Market Overview

Prediction market participants are evenly split on whether daily transit calls through the Strait of Hormuz will reach a 7-day moving average of 60 ships by the end of June 2026. Currently trading at 45.5% probability, the market indicates near-parity between bulls expecting recovery and bears wagering that disruptions will persist. The question uses IMF Portwatch data as its resolution standard, tracking arrivals of container, dry bulk, roll-on/roll-off, general cargo, and tanker vessels. With $1.53 million in volume, the market has attracted substantial interest from traders monitoring geopolitical and shipping sector developments.

Why It Matters

The Strait of Hormuz represents one of the world's most strategically critical chokepoints, with roughly one-fifth of global petroleum trade passing through its narrow waterway between Iran and Oman. Any sustained disruption to traffic flows carries significant implications for energy prices, global supply chains, and maritime insurance costs. For investors and policymakers, the 45.5% probability signals material concern that shipping patterns could remain suppressed well into 2026, whether due to geopolitical tensions, regional instability, or lingering effects of sanctions and navigation restrictions. Understanding whether markets expect normalization helps gauge consensus views on medium-term regional stability.

Key Factors

Several dynamics appear to be shaping trader positioning. Regional tensions involving Iran, the United States, and Gulf states have historically created volatility in Hormuz traffic patterns, and participants must assess whether current geopolitical conditions will ease, stabilize, or escalate through mid-2026. Additionally, shipping behavior may be influenced by alternative routing options, insurance premiums for transiting the strait, and broader global trade patterns.
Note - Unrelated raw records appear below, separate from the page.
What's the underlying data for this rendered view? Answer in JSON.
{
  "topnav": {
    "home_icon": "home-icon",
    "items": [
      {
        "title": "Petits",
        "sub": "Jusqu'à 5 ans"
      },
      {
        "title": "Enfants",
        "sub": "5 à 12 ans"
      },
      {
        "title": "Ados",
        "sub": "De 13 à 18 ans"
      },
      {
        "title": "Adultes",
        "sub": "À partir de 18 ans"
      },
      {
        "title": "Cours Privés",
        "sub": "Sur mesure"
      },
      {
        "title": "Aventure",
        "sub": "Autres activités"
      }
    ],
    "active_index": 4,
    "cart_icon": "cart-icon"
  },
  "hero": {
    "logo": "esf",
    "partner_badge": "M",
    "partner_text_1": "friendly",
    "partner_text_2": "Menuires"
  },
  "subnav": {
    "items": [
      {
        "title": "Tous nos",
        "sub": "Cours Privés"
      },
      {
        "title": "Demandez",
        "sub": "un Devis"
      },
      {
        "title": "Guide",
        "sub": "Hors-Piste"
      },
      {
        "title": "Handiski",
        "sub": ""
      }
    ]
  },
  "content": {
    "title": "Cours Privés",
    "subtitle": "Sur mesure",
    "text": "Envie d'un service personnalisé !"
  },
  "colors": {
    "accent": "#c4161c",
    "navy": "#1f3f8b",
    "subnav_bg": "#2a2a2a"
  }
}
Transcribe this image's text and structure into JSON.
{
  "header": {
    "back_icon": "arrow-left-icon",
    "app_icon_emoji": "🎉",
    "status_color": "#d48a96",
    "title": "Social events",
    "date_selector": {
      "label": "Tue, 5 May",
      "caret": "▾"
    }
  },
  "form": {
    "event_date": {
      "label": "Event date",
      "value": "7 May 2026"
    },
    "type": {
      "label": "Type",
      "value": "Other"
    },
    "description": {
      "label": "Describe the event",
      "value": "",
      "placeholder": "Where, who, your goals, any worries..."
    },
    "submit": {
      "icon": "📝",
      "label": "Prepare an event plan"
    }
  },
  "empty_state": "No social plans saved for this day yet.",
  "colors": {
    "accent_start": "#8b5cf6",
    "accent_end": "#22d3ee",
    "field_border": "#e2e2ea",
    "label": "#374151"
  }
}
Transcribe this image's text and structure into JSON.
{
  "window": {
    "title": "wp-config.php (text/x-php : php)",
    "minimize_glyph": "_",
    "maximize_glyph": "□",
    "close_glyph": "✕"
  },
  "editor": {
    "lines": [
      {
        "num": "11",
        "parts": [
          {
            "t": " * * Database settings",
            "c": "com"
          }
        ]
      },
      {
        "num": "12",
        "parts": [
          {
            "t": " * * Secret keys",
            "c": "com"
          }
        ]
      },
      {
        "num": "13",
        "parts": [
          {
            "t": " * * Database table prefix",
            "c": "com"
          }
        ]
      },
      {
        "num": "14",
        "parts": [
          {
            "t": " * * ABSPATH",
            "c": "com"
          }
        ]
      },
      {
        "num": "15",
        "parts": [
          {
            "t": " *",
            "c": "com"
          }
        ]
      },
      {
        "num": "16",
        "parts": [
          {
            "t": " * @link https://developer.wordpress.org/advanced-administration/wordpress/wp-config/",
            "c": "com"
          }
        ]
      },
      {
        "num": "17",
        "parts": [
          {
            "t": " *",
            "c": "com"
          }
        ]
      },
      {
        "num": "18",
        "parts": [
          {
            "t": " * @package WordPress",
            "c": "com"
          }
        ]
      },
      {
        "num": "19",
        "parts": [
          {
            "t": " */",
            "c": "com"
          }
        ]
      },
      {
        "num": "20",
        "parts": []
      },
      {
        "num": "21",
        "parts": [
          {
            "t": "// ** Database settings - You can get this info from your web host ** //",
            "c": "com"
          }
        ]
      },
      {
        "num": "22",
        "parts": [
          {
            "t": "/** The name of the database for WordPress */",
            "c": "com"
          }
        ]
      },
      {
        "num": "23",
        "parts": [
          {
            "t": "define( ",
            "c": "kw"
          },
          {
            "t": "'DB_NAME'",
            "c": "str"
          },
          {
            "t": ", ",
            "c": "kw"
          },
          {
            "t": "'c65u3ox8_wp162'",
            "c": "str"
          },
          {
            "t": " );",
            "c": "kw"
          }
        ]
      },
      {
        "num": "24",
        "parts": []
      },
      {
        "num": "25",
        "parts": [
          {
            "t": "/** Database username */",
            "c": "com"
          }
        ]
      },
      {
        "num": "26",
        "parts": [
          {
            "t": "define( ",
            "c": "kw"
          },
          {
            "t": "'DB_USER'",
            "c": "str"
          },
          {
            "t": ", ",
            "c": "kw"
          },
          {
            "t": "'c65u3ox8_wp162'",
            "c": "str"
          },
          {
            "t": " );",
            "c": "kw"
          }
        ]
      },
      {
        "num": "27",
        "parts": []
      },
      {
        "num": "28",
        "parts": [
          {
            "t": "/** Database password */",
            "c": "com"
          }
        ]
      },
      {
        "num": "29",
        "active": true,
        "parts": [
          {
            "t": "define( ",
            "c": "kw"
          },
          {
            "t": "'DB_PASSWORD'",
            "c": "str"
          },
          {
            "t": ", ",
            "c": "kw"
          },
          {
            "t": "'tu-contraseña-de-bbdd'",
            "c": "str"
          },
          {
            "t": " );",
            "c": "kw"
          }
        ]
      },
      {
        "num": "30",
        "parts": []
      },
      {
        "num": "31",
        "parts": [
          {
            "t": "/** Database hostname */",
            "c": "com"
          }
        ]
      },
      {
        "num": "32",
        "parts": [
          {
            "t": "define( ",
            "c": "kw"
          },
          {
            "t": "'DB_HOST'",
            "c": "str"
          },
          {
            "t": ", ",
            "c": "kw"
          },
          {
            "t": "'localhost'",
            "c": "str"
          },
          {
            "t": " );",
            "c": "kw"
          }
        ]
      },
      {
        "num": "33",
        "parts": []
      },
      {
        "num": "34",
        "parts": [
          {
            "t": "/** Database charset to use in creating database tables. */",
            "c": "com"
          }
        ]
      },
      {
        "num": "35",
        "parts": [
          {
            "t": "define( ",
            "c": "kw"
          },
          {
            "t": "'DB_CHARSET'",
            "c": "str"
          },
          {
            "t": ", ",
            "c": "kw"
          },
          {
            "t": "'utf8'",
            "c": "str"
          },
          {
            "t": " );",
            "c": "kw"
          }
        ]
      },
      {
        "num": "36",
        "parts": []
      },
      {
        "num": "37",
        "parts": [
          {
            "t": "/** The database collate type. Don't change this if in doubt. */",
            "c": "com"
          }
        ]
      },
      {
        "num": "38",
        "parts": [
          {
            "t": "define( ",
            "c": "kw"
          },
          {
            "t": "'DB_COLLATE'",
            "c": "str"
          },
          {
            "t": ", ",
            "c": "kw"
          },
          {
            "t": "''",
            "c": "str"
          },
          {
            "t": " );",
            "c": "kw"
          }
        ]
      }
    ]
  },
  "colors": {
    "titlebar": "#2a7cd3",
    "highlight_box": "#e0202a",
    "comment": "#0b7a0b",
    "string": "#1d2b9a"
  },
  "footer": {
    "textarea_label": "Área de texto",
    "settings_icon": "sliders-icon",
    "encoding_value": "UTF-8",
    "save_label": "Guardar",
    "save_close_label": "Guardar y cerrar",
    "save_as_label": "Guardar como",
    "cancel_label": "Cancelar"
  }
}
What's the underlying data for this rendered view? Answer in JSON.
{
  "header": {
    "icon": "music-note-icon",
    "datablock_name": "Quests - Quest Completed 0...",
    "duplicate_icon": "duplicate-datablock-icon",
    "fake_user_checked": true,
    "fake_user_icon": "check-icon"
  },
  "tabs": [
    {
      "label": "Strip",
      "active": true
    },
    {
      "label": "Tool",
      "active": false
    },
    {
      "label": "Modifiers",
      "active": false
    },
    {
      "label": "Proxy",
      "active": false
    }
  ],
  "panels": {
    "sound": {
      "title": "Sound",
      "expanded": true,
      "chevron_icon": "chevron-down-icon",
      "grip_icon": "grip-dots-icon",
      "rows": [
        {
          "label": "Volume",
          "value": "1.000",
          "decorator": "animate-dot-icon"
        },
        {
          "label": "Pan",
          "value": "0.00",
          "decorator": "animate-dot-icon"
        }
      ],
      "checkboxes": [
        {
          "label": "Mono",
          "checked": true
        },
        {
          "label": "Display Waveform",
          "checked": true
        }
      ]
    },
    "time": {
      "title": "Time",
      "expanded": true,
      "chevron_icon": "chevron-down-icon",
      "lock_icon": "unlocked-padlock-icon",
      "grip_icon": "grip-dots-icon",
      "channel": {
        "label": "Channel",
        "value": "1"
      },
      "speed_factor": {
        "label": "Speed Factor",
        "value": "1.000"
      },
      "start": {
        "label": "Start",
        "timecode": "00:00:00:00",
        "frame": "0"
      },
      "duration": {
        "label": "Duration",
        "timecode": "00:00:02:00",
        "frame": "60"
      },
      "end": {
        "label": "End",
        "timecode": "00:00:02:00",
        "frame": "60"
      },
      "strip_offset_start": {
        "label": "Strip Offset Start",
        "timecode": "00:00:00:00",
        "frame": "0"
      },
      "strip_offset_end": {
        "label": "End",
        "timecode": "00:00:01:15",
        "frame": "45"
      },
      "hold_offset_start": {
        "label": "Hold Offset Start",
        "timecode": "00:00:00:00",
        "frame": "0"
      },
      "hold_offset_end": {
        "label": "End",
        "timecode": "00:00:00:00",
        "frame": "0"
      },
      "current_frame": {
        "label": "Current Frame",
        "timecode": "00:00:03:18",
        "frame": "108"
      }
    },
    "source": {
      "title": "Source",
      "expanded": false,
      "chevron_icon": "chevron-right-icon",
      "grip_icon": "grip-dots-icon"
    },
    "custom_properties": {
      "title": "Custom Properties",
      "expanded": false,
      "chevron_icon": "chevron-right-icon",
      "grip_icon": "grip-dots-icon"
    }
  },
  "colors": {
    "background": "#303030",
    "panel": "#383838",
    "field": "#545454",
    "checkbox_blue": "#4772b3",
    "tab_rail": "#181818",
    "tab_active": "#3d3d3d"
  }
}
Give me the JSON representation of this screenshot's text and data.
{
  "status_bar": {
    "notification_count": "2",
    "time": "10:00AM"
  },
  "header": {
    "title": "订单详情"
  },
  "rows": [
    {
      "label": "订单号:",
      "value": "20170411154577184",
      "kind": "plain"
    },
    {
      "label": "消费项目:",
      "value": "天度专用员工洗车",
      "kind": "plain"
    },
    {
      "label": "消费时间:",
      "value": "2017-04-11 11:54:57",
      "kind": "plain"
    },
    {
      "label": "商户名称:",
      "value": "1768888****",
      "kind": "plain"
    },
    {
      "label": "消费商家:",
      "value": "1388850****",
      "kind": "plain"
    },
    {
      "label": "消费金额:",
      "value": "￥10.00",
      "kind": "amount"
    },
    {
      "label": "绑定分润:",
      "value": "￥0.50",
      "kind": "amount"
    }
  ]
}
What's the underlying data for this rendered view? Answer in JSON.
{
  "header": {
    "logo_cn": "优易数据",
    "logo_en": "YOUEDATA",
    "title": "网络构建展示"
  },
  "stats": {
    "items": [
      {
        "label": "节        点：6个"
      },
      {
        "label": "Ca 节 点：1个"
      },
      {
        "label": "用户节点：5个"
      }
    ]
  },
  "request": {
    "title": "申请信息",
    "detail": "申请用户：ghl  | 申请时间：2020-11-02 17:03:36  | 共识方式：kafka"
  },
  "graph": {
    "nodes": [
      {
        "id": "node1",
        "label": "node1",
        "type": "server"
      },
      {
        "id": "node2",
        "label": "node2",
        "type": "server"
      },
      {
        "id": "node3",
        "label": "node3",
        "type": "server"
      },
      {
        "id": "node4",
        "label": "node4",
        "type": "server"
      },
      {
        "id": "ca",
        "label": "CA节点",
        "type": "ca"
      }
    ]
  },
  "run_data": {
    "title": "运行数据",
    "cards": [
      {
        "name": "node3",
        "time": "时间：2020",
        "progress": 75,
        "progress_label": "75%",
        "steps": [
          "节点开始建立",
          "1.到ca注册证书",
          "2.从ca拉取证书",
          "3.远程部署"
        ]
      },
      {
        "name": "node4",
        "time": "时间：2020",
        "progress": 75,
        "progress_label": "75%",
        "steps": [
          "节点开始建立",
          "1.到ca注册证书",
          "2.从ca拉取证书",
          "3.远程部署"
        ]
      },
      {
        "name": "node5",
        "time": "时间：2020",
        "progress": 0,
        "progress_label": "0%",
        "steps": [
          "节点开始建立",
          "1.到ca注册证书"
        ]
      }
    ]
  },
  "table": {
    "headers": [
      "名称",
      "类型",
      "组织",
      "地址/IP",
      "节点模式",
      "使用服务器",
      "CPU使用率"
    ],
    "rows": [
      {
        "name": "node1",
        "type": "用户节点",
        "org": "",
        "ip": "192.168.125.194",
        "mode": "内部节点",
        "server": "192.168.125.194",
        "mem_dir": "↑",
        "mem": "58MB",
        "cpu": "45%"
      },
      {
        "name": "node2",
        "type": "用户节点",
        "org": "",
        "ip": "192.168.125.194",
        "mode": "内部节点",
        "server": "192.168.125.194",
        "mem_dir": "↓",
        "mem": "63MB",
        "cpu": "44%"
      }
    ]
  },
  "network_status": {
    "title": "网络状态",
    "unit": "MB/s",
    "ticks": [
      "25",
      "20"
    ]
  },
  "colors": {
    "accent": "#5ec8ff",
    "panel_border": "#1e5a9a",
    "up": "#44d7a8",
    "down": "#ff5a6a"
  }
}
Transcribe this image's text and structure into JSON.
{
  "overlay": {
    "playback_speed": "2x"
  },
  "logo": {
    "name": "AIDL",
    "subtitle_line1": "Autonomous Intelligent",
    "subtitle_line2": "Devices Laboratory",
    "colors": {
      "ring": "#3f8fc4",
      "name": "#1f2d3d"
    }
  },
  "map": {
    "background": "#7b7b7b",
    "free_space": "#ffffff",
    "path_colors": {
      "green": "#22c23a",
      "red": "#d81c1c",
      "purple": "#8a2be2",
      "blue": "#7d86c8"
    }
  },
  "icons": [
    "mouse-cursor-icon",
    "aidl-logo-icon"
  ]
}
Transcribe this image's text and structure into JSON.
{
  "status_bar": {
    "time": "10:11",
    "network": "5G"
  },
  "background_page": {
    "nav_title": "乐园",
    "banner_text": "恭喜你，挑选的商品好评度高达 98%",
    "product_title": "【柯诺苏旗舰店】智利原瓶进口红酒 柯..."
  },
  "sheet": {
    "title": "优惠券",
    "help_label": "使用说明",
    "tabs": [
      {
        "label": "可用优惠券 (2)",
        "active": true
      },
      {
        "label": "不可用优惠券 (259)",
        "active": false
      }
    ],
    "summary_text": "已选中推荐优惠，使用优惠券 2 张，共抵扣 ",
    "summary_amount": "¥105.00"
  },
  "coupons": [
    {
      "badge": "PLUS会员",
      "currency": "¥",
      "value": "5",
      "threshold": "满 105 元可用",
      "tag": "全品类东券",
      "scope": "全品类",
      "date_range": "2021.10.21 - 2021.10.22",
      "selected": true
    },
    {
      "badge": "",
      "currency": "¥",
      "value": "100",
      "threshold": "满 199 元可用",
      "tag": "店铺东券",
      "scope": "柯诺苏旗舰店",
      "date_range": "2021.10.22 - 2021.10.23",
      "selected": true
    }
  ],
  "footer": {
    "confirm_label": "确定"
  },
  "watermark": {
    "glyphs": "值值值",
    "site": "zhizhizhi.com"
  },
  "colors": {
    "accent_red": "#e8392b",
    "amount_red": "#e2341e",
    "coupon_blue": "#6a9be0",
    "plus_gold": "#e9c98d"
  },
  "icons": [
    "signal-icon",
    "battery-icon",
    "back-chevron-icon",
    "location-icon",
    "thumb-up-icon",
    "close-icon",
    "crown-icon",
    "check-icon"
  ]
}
The baseline question of what constitutes \"normal\" traffic—whether historical averages from 2018-2019, pre-pandemic levels, or recent post-disruption equilibrium—may be interpreted differently by traders, affecting their probability assessments. Energy demand trends and OPEC production decisions could also modulate traffic volumes independent of geopolitical factors.

Outlook

The market's near-50/50 split suggests genuine uncertainty about the strait's near-term trajectory rather than strong consensus in either direction. Resolution depends entirely on IMF Portwatch publishing data showing a 7-day moving average of 60 transit calls at any point through June 30, 2026—meaning even a temporary spike to that level would trigger a \"Yes\" resolution. This structure favors resolution to \"Yes\" if traffic recovers even briefly, but the 45.5% probability implies traders believe sustained normalization remains uncertain. Developments such as diplomatic breakthroughs, escalation events, changes in sanctions regimes, or shifts in global energy demand could materially shift market odds as the resolution window approaches.